Motswatswe gehört zu den vielen Südafrikanern, die nach der Lockerung der COVID-19-Beschränkungen in Massen in die Einkaufszentren zurückkehren. Die Besucherzahlen haben sich noch nicht erholt - am Ende des letzten Quartals lagen sie immer noch 18% unter dem Niveau vor der Pandemie - aber die Kunden geben pro Besuch mehr aus, so die von MSCI Research zusammengestellten Daten.

Den Daten zufolge übertrifft das Geschäft in den südafrikanischen Einkaufszentren jetzt im Durchschnitt das Niveau vor der Pandemie, was die Handelsdichte betrifft, die den Umsatz pro Quadratmeter misst.

Im ersten Quartal 2022 verzeichnete der vierteljährliche MSCI-Index für die Handelsdichte einen Zuwachs von 21,1 % im Vergleich zum Vorjahr.

DREI STUNDEN BIS ZUM EINKAUFSZENTRUM

Die Führungskräfte des Einzelhandels setzen sowohl auf traditionelle als auch auf Online-Geschäfte.

Pick n Pay eröffnet 200 Discount-Boxer-Filialen und modernisiert Pick n Pay-Filialen, strebt aber auch eine Verachtfachung des Online-Umsatzes an. Der Großteil der Investitionen von 3,5 Milliarden Rand im laufenden Geschäftsjahr ist für neue Geschäfte und Modernisierungen vorgesehen.

Der Einzelhändler für preiswerte Mode und Haushaltswaren Mr. Price sagt, dass 66,5 % seiner Investitionsausgaben für das laufende Geschäftsjahr in neue Geschäfte fließen werden, von denen 180-200 eröffnet werden sollen.

Massmart, das sich mehrheitlich im Besitz von Walmart befindet, sagt, dass 57% seiner Investitionen in diesem Jahr in neue Geschäfte und Umgestaltungen fließen werden, während 15% für die Expansion des E-Commerce vorgesehen sind. In den nächsten fünf Jahren soll der Anteil des E-Commerce-Geschäfts am Gesamtumsatz von derzeit 2,2 % auf 15 % steigen.

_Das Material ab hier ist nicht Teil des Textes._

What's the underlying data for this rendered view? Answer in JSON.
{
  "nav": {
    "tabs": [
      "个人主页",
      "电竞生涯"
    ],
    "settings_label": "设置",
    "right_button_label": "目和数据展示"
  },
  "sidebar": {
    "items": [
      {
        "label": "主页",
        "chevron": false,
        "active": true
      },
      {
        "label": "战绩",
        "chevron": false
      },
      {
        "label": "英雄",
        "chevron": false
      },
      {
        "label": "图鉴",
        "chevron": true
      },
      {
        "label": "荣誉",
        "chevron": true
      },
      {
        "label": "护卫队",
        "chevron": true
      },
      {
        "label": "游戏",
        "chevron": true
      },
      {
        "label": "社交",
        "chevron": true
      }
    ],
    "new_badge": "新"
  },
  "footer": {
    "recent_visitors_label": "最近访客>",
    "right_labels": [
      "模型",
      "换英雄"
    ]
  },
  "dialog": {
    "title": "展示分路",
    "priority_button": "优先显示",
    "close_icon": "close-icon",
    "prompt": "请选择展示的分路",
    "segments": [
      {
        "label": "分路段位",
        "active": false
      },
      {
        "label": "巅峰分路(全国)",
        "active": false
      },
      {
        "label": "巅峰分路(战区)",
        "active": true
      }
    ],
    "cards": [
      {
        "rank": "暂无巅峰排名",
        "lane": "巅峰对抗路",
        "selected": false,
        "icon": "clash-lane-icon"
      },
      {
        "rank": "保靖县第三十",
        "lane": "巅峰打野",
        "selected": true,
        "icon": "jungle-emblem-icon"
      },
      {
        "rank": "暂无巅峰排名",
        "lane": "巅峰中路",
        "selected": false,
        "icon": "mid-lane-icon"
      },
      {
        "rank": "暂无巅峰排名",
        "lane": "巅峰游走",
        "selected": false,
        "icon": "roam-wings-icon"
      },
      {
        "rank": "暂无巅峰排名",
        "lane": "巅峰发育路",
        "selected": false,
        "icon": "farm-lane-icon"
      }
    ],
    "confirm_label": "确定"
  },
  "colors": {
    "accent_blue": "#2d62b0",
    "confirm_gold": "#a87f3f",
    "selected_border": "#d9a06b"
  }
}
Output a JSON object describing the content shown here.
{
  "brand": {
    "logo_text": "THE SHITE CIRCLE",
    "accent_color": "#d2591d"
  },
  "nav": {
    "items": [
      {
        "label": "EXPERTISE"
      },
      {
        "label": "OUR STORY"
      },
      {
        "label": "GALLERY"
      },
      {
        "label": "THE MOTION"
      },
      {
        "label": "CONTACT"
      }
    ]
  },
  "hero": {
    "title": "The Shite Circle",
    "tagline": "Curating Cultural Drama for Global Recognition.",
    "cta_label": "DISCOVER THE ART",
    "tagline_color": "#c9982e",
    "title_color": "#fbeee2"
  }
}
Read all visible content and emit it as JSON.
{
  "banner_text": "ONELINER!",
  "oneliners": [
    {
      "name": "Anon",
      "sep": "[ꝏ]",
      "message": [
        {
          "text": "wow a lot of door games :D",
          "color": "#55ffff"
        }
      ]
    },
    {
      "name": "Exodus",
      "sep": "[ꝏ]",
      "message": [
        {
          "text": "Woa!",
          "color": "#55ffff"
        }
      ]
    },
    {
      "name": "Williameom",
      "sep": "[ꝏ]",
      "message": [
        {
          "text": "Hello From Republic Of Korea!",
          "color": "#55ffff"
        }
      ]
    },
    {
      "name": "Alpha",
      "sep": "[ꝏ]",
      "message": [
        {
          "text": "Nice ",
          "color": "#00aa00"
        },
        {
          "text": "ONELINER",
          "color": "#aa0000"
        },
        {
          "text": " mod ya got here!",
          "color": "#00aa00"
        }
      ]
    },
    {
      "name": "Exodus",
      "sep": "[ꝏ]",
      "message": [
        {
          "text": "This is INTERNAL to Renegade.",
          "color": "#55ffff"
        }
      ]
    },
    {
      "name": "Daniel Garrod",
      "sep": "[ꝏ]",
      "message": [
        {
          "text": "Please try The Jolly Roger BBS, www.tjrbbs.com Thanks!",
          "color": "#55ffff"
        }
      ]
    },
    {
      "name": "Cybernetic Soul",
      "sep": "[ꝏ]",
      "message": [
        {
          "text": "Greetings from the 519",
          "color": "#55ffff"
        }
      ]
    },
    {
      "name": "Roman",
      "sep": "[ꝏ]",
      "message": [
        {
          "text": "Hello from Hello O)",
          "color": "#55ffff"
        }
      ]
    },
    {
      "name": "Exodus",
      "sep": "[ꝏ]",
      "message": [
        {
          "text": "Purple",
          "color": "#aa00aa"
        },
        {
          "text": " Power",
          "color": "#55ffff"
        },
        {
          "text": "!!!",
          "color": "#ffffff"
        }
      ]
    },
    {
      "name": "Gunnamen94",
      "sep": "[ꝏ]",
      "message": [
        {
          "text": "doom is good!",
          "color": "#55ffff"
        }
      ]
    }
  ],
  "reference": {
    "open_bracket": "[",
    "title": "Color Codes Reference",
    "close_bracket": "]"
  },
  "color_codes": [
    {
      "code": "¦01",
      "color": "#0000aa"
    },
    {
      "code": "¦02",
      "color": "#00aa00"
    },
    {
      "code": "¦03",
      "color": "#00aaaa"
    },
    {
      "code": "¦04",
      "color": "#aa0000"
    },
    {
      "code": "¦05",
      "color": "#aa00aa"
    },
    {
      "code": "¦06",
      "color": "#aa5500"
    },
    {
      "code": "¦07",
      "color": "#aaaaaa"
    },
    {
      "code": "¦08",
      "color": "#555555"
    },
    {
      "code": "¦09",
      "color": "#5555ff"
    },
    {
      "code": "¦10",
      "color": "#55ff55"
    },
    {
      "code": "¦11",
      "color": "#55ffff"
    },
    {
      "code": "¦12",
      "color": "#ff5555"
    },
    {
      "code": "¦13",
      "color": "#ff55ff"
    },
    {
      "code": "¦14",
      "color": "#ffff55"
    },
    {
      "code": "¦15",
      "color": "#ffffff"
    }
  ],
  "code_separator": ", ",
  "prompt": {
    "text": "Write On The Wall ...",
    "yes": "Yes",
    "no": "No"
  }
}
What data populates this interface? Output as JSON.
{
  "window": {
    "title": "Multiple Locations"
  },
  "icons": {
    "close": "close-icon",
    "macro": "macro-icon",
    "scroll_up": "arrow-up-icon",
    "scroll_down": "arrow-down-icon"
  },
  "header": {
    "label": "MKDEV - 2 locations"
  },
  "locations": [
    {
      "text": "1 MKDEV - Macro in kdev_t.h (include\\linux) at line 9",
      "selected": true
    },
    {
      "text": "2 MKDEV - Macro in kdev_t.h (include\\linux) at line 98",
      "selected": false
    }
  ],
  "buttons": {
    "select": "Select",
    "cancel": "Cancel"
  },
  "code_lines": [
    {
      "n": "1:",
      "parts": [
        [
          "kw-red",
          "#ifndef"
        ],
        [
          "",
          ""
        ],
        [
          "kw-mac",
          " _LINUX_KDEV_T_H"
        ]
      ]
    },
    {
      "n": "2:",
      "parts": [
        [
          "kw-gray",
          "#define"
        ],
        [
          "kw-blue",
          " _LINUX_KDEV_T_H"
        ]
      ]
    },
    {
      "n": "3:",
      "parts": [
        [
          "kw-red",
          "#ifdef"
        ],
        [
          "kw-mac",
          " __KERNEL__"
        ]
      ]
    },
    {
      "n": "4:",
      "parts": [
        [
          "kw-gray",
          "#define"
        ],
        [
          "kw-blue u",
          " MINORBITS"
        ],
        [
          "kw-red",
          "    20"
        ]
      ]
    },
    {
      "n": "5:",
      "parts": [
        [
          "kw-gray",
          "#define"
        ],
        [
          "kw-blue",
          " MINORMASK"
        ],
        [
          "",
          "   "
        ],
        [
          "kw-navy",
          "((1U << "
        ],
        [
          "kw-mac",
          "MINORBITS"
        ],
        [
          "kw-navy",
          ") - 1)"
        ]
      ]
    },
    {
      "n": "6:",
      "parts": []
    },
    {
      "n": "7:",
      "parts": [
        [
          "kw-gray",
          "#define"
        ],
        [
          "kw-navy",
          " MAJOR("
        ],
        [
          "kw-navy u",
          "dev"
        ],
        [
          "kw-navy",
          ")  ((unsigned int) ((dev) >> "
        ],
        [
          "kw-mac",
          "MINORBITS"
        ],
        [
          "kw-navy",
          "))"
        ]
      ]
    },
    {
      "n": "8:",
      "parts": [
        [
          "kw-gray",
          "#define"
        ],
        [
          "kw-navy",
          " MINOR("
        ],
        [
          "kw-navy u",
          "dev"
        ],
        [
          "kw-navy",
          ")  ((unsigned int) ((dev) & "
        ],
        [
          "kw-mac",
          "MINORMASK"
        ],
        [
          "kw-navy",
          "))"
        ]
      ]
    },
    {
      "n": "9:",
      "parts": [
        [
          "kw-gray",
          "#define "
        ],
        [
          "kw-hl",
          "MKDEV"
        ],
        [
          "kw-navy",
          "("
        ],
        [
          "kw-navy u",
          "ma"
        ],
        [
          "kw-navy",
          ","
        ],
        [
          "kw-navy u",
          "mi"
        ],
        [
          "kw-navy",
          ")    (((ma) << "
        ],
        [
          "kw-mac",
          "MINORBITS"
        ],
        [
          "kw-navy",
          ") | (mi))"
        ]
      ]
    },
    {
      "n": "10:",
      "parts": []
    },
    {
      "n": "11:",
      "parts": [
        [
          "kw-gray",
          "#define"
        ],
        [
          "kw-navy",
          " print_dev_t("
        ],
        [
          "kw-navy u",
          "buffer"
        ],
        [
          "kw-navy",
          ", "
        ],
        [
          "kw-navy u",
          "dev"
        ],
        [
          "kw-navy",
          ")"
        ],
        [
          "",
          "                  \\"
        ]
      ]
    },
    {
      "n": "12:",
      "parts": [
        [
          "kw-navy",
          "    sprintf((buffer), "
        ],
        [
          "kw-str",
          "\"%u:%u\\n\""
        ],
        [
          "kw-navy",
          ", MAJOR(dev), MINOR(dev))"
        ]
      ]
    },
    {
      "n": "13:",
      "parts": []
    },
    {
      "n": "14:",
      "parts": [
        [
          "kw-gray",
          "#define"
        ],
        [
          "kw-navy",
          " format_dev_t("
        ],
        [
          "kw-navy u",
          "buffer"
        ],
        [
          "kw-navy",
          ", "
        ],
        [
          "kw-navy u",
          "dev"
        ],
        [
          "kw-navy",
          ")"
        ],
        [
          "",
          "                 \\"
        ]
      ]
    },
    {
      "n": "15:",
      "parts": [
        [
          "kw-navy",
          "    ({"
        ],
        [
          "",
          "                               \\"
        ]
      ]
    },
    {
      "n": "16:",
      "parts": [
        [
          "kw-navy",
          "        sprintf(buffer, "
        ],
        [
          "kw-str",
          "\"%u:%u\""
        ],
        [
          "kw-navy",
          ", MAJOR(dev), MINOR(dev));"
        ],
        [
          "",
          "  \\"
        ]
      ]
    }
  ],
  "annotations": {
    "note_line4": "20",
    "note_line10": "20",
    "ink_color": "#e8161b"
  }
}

Der Mode- und Haushaltswarenhändler TFG gibt 75 % seiner Investitionen für neue Geschäfte und E-Commerce aus.

Möglicherweise gibt es noch Raum für Wachstum, wenn es darum geht, die Bedürfnisse der Südafrikaner zu befriedigen, die auf dem Land und im unteren Marktsegment leben und lange Zeit von Einkaufszentren und -komplexen unterversorgt waren.

Ein Großteil der neuen Einzelhandelsimmobilien des Landes wird jetzt außerhalb der großen Städte entwickelt, sagte Niel Harmse, Vizepräsident von MSCI Inc. gegenüber Reuters.

Südafrikaner wie Phindile Nkosi, die in Pongola, einer kleinen Stadt im ländlichen Osten Südafrikas, lebt und mit ihren Kindern drei Stunden fährt, um den Tag in einem Einkaufszentrum an der Küste zu verbringen, zeigen, dass es immer noch eine ungedeckte Nachfrage gibt.

"Ich wünschte, Pongola hätte ein Einkaufszentrum. Denn auch wenn es eine kleine Stadt ist, entwickelt sie sich."